Written by Tim Seely
Art by Tom Derenick
Published by DC Comics


Tim Seely has taken readers on a journey to every known incarnation of MOTU.

While the Filmation animated series is what first introduced folks to He-Man, it is not the first version of this beloved universe.Enter the world of the mini-comics that came with the original Mattel action figures. Specifically, the first 11 mini-comics (produced by DC Comics) released in 1982.  The world of the mini-comics is designated Eternia Prime, which makes perfect sense because they are the first MOTU stories ever told.

In this universe, He-Man is an suspicious barbarian who watches over a war-torn Eternia where he guards Castle Grayskull with one half of the power sword from Skeletor, who is desperately searching for the other half of the power sword.

If one person gets their hands on both halves of the sword, they would possess the key to unlocking the power of Grayskull.

Unlike every other version of He-Man, Barbarian He-Man isn’t shackled by cartoon morality.

He will kill evildoers who dare cross him or invade his land. The mini-comics were a little more violent than their universal descendants, which makes Barbarian He-Man the best option to square off against Anti He-Man. Tim Seely mainly produced a fight that no one knew they wanted because neither version holds back in the fisticuffs department.

When the two musclebound titans locked horns, it’s a brief fight but engaging because Anti He-Man was put on his heels for a little bit before landing the final blow.
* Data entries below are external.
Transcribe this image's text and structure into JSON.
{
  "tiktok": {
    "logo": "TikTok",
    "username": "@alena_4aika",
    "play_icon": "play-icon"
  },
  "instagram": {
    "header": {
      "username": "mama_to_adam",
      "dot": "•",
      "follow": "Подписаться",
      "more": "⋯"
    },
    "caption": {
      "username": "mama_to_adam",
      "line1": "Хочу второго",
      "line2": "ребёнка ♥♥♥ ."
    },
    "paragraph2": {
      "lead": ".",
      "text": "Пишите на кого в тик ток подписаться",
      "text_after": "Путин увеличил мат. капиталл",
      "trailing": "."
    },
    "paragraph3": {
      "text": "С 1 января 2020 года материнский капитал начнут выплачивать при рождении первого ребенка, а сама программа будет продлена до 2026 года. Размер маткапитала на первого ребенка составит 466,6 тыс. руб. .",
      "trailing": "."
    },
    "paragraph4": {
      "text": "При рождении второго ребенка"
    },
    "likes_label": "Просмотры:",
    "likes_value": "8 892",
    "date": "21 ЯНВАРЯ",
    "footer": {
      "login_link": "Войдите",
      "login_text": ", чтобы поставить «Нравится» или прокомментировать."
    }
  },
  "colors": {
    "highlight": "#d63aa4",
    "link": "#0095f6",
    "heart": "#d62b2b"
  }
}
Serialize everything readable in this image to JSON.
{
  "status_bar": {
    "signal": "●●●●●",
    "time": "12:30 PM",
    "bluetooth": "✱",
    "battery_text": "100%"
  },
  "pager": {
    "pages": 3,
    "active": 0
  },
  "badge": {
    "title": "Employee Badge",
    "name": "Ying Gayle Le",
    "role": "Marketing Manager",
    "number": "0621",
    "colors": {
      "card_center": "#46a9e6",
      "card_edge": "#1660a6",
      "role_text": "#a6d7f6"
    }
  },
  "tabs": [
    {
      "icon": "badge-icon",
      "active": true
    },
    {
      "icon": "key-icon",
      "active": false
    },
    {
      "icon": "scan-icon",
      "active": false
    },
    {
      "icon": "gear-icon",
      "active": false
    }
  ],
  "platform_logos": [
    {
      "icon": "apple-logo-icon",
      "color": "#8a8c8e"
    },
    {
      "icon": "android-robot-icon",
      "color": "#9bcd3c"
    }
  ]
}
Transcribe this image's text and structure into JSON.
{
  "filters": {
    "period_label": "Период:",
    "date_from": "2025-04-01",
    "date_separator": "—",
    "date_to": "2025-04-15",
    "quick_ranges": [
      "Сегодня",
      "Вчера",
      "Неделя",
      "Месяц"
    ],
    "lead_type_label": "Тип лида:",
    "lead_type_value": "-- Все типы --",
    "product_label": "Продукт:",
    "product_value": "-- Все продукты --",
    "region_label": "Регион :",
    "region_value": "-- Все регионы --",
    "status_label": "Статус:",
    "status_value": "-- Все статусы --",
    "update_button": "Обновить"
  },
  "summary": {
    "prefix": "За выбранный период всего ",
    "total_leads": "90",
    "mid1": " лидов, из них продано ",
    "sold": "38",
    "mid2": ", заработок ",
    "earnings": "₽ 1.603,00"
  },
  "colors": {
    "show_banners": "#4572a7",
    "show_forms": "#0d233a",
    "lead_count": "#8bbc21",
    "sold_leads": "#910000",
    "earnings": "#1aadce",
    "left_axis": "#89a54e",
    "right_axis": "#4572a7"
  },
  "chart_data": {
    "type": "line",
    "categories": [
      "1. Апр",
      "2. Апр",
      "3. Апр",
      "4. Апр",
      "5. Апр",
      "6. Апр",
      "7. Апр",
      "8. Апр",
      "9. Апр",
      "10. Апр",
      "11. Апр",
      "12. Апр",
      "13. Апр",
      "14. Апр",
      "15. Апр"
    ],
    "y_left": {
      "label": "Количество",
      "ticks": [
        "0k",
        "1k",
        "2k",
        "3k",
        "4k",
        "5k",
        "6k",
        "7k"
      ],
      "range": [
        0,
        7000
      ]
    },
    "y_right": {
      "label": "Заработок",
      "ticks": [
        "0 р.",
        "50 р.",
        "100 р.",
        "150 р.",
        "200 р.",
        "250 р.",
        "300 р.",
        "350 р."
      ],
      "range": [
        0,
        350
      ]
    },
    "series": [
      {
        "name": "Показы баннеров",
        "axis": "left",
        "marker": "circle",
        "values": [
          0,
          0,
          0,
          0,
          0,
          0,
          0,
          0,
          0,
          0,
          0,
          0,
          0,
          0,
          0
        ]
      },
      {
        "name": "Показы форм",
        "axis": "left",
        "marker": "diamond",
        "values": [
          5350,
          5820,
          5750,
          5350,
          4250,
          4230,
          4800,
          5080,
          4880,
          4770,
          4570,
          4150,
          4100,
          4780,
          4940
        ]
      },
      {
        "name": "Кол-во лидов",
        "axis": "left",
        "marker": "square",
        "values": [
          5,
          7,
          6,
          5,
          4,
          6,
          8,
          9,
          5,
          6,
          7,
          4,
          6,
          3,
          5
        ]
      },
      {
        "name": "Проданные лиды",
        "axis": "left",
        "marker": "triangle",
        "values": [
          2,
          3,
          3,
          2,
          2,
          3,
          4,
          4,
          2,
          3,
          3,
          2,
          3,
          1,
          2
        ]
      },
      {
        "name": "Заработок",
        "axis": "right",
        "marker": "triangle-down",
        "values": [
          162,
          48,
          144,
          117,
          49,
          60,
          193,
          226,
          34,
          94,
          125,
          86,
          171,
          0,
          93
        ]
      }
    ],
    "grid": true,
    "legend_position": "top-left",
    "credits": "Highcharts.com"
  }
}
If that’s not enough, he also punched Mer-Man into a pit of lava and straight-up killed Battle Cat. Prince Keldor once again tried to stop another world’s Skeletor from being a bad guy. He failed, and it would typically get old. However, Keldor is determined to prove that he is not the only good version of the character.

While the odds are increasingly against him in this endeavor, you can’t blame him for trying.

Tom Derenick is the unsung hero of this multiverse of chaos. He’s perfectly depicted every version of the MOTU universe. The aesthetic of Movie He-Man and Keldor should clash with the minicomic landscape.

It’s doesn’t, which augments the entire presentation because it’s something a lot of stories about a multiverse can’t pull off successfully.

The last two pages beautifully set up next month’s final chapter. It’s a complete role reversal of heroes and villains; however, the Anti-Eternia squad was unknown until now, which is scary considering He-Man is terrible enough.

Now, he has back up. I can’t wait to see what Seely and Derenick have in store for the finale!